Führende Wirtschaftsvertreter appellierten an das Weiße Haus, es
müsse mit den Gouverneuren Regelungen für das verpflichtende Tragen
von Masken in der Öffentlichkeit ausarbeiten. Auf Freiwilligkeit
basierende Richtlinien reichten nicht aus, um die Gesundheit der
Menschen zu schützen, hieß es in einem offenen Brief, der unter
anderem vom Vorstandsvorsitzenden der US-Handelskammer unterzeichnet
wurde. Ohne stärkere Maßnahmen zur Eindämmung der Virusausbreitung
drohe Amerika eine «weitere Runde an Shutdowns, weitreichenden
Beschränkungen für nicht essenzielle Betriebe und irreparablen
wirtschaftlichen Schaden».

Die Wirtschaft des Landes, die empfindlich von der Pandemie getroffen
wurde, ist Trump wenige Monate vor der Wahl im November ein wichtiges
Anliegen. Am Donnerstag bejubelte er die rasche Verbesserung der Lage
am Arbeitsmarkt, die «alle Erwartungen übertroffen» habe. Die am
Donnerstag veröffentlichte Arbeitslosenquote fiel stärker als
erwartet von 13,3 Prozent im Mai auf 11,1 Prozent im Juni. Fast fünf
Millionen Amerikaner haben im Juni wieder Arbeit gefunden. Doch die
positiven Nachrichten sind mit Vorsicht zu genießen - denn wegen der
Zuspitzung der Lage im Süden des Landes droht neues Unheil. Die
Arbeitslosenquote für Juni beruhte auf Daten, die nur die Situation
bis zur Mitte des Monats abbildeten. Mögliche Auswirkungen der
jüngsten Zuspitzung spiegelten sich darin deshalb noch nicht wider.

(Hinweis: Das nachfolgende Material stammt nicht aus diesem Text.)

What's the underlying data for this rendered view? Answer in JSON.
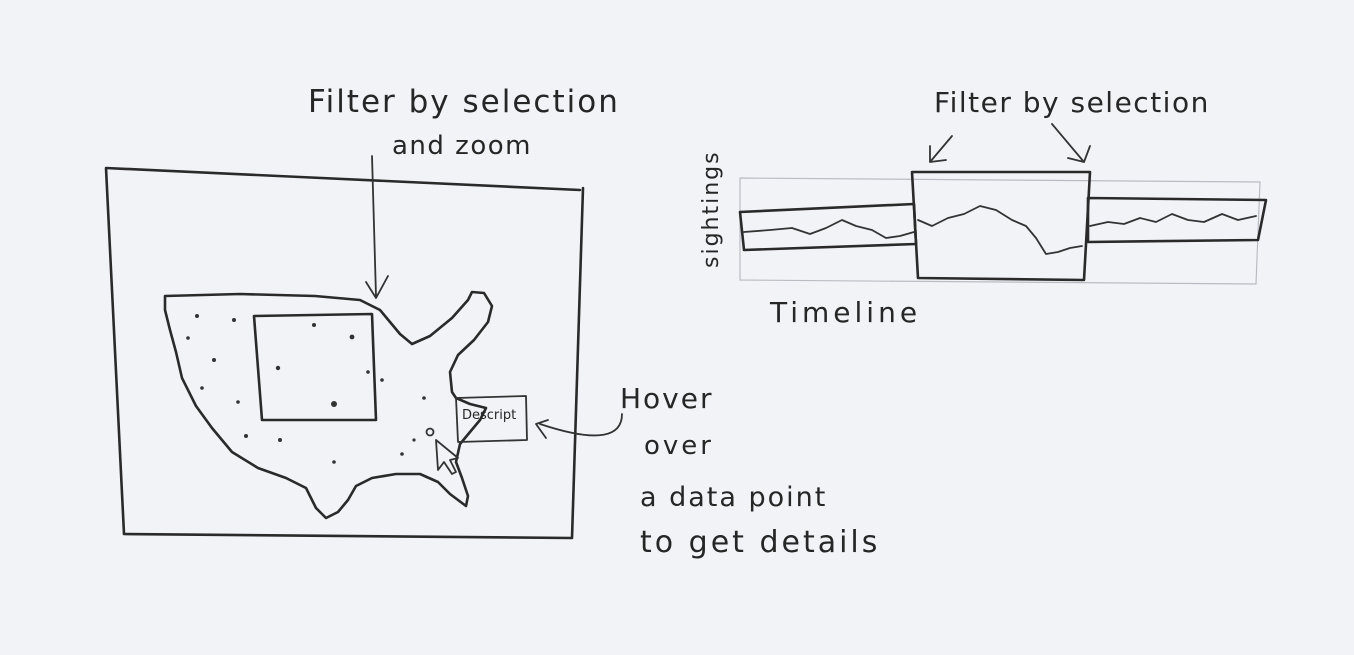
{
  "map_panel": {
    "annotation_line1": "Filter by selection",
    "annotation_line2": "and zoom",
    "tooltip_label": "Descript",
    "hover_line1": "Hover",
    "hover_line2": "over",
    "hover_line3": "a data point",
    "hover_line4": "to get details"
  },
  "timeline_panel": {
    "annotation": "Filter by selection",
    "y_label": "sightings",
    "x_label": "Timeline"
  }
}
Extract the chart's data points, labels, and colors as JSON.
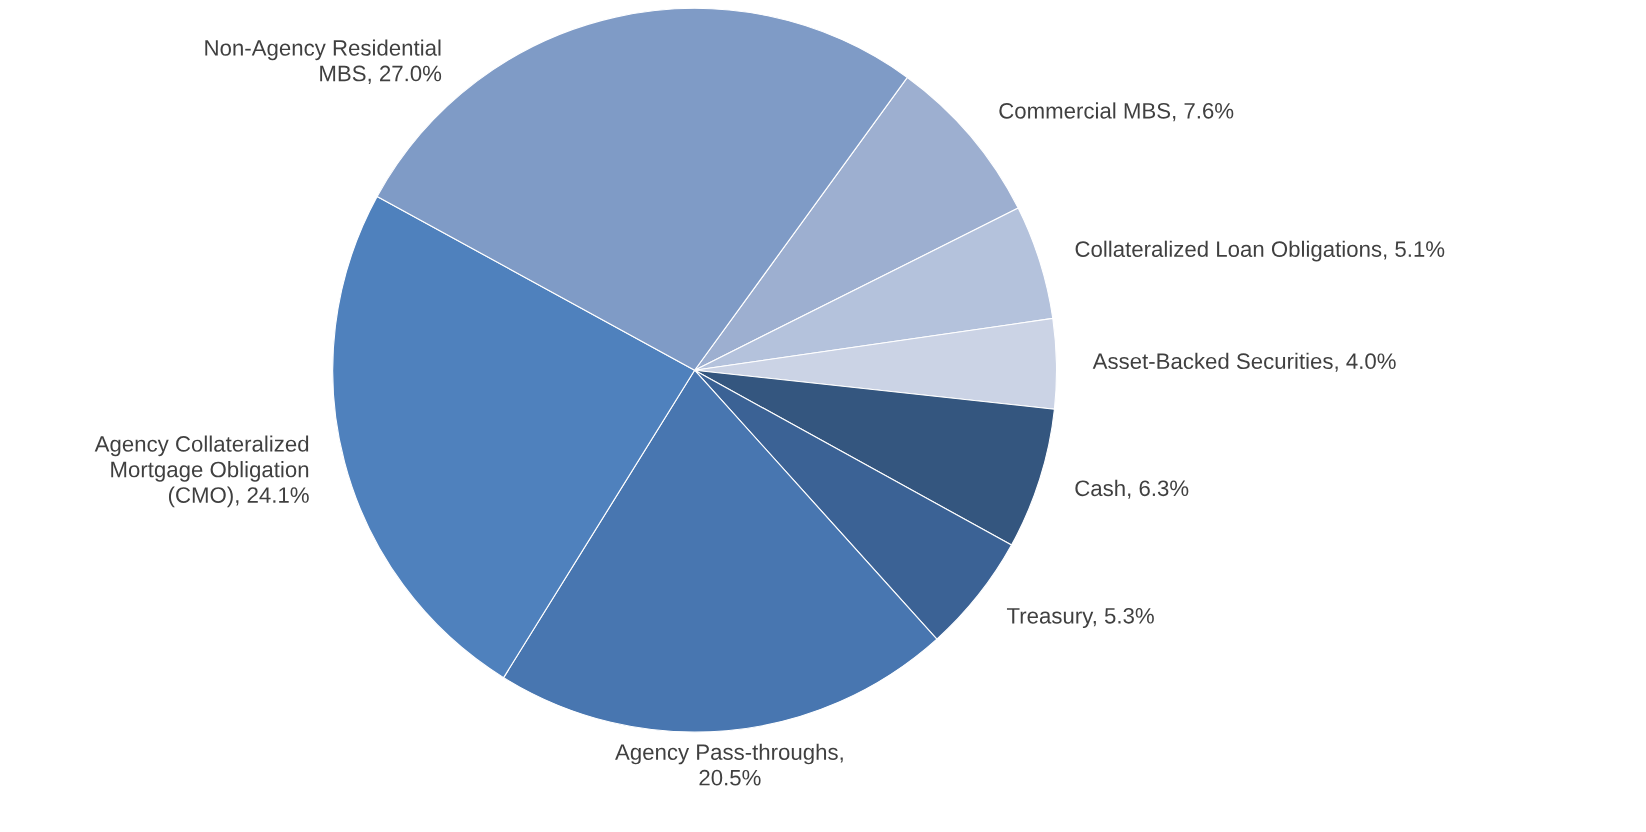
{
  "chart_data": {
    "type": "pie",
    "categories": [
      "Commercial MBS",
      "Collateralized Loan Obligations",
      "Asset-Backed Securities",
      "Cash",
      "Treasury",
      "Agency Pass-throughs",
      "Agency Collateralized Mortgage Obligation (CMO)",
      "Non-Agency Residential MBS"
    ],
    "values": [
      7.6,
      5.1,
      4.0,
      6.3,
      5.3,
      20.5,
      24.1,
      27.0
    ],
    "value_labels": [
      ", 7.6%",
      ", 5.1%",
      ", 4.0%",
      ", 6.3%",
      ", 5.3%",
      ", 20.5%",
      ", 24.1%",
      ", 27.0%"
    ],
    "colors": [
      "#9dafd0",
      "#b4c2dc",
      "#cbd3e5",
      "#34567f",
      "#3b6295",
      "#4876b0",
      "#4f81bd",
      "#7f9bc6"
    ]
  }
}
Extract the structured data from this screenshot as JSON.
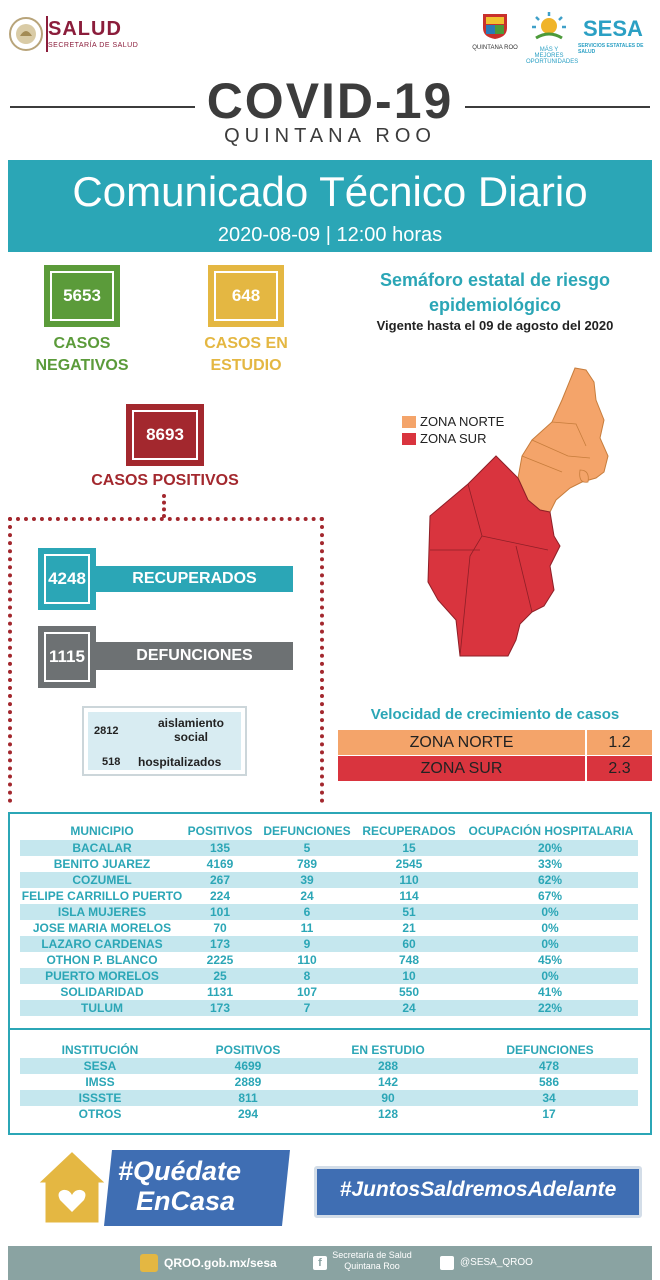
{
  "header": {
    "salud_title": "SALUD",
    "salud_sub": "SECRETARÍA DE SALUD",
    "qroo_text": "QUINTANA ROO",
    "oport_text": "MÁS Y MEJORES OPORTUNIDADES",
    "sesa_title": "SESA",
    "sesa_sub": "SERVICIOS ESTATALES DE SALUD"
  },
  "title": {
    "covid": "COVID-19",
    "region": "QUINTANA ROO",
    "banner_title": "Comunicado Técnico Diario",
    "banner_sub": "2020-08-09 | 12:00 horas"
  },
  "stats": {
    "negativos": {
      "value": "5653",
      "label_1": "CASOS",
      "label_2": "NEGATIVOS",
      "color": "#5b9b3a"
    },
    "estudio": {
      "value": "648",
      "label_1": "CASOS EN",
      "label_2": "ESTUDIO",
      "color": "#e4b742"
    },
    "positivos": {
      "value": "8693",
      "label": "CASOS POSITIVOS",
      "color": "#a3282e"
    },
    "recuperados": {
      "value": "4248",
      "label": "RECUPERADOS",
      "color": "#2ba6b6"
    },
    "defunciones": {
      "value": "1115",
      "label": "DEFUNCIONES",
      "color": "#6d7173"
    },
    "aislamiento": {
      "value": "2812",
      "label_1": "aislamiento",
      "label_2": "social"
    },
    "hospitalizados": {
      "value": "518",
      "label": "hospitalizados"
    }
  },
  "semaforo": {
    "title_1": "Semáforo estatal de riesgo",
    "title_2": "epidemiológico",
    "vigente": "Vigente hasta el 09 de agosto del 2020",
    "legend": [
      {
        "label": "ZONA NORTE",
        "color": "#f4a46a"
      },
      {
        "label": "ZONA SUR",
        "color": "#d9343e"
      }
    ]
  },
  "velocidad": {
    "title": "Velocidad de crecimiento de casos",
    "rows": [
      {
        "zone": "ZONA NORTE",
        "value": "1.2",
        "color": "#f4a46a"
      },
      {
        "zone": "ZONA SUR",
        "value": "2.3",
        "color": "#d9343e"
      }
    ]
  },
  "municipios": {
    "headers": [
      "MUNICIPIO",
      "POSITIVOS",
      "DEFUNCIONES",
      "RECUPERADOS",
      "OCUPACIÓN HOSPITALARIA"
    ],
    "rows": [
      [
        "BACALAR",
        "135",
        "5",
        "15",
        "20%"
      ],
      [
        "BENITO JUAREZ",
        "4169",
        "789",
        "2545",
        "33%"
      ],
      [
        "COZUMEL",
        "267",
        "39",
        "110",
        "62%"
      ],
      [
        "FELIPE CARRILLO PUERTO",
        "224",
        "24",
        "114",
        "67%"
      ],
      [
        "ISLA MUJERES",
        "101",
        "6",
        "51",
        "0%"
      ],
      [
        "JOSE MARIA MORELOS",
        "70",
        "11",
        "21",
        "0%"
      ],
      [
        "LAZARO CARDENAS",
        "173",
        "9",
        "60",
        "0%"
      ],
      [
        "OTHON P. BLANCO",
        "2225",
        "110",
        "748",
        "45%"
      ],
      [
        "PUERTO MORELOS",
        "25",
        "8",
        "10",
        "0%"
      ],
      [
        "SOLIDARIDAD",
        "1131",
        "107",
        "550",
        "41%"
      ],
      [
        "TULUM",
        "173",
        "7",
        "24",
        "22%"
      ]
    ]
  },
  "instituciones": {
    "headers": [
      "INSTITUCIÓN",
      "POSITIVOS",
      "EN ESTUDIO",
      "DEFUNCIONES"
    ],
    "rows": [
      [
        "SESA",
        "4699",
        "288",
        "478"
      ],
      [
        "IMSS",
        "2889",
        "142",
        "586"
      ],
      [
        "ISSSTE",
        "811",
        "90",
        "34"
      ],
      [
        "OTROS",
        "294",
        "128",
        "17"
      ]
    ]
  },
  "hashtags": {
    "quedate_1": "#Quédate",
    "quedate_2": "EnCasa",
    "juntos": "#JuntosSaldremosAdelante"
  },
  "footer": {
    "web": "QROO.gob.mx/sesa",
    "fb_1": "Secretaría de Salud",
    "fb_2": "Quintana Roo",
    "tw": "@SESA_QROO"
  }
}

Nach Berechnung von US-Medien haben mindestens 20 Staaten infolge der
rapide steigenden Infektionszahlen die phasenweise Wiedereröffnung
der Wirtschaft gebremst, pausiert oder Lockerungen gar
zurückgenommen. Insgesamt wurden in den USA seit Beginn der Pandemie
mehr als 2,7 Millionen Infektionen mit dem Erreger Sars-CoV-2
nachgewiesen, wie aus Daten der Universität Johns Hopkins hervorgeht.
Fast 130 000 Menschen starben an oder mit dem Virus.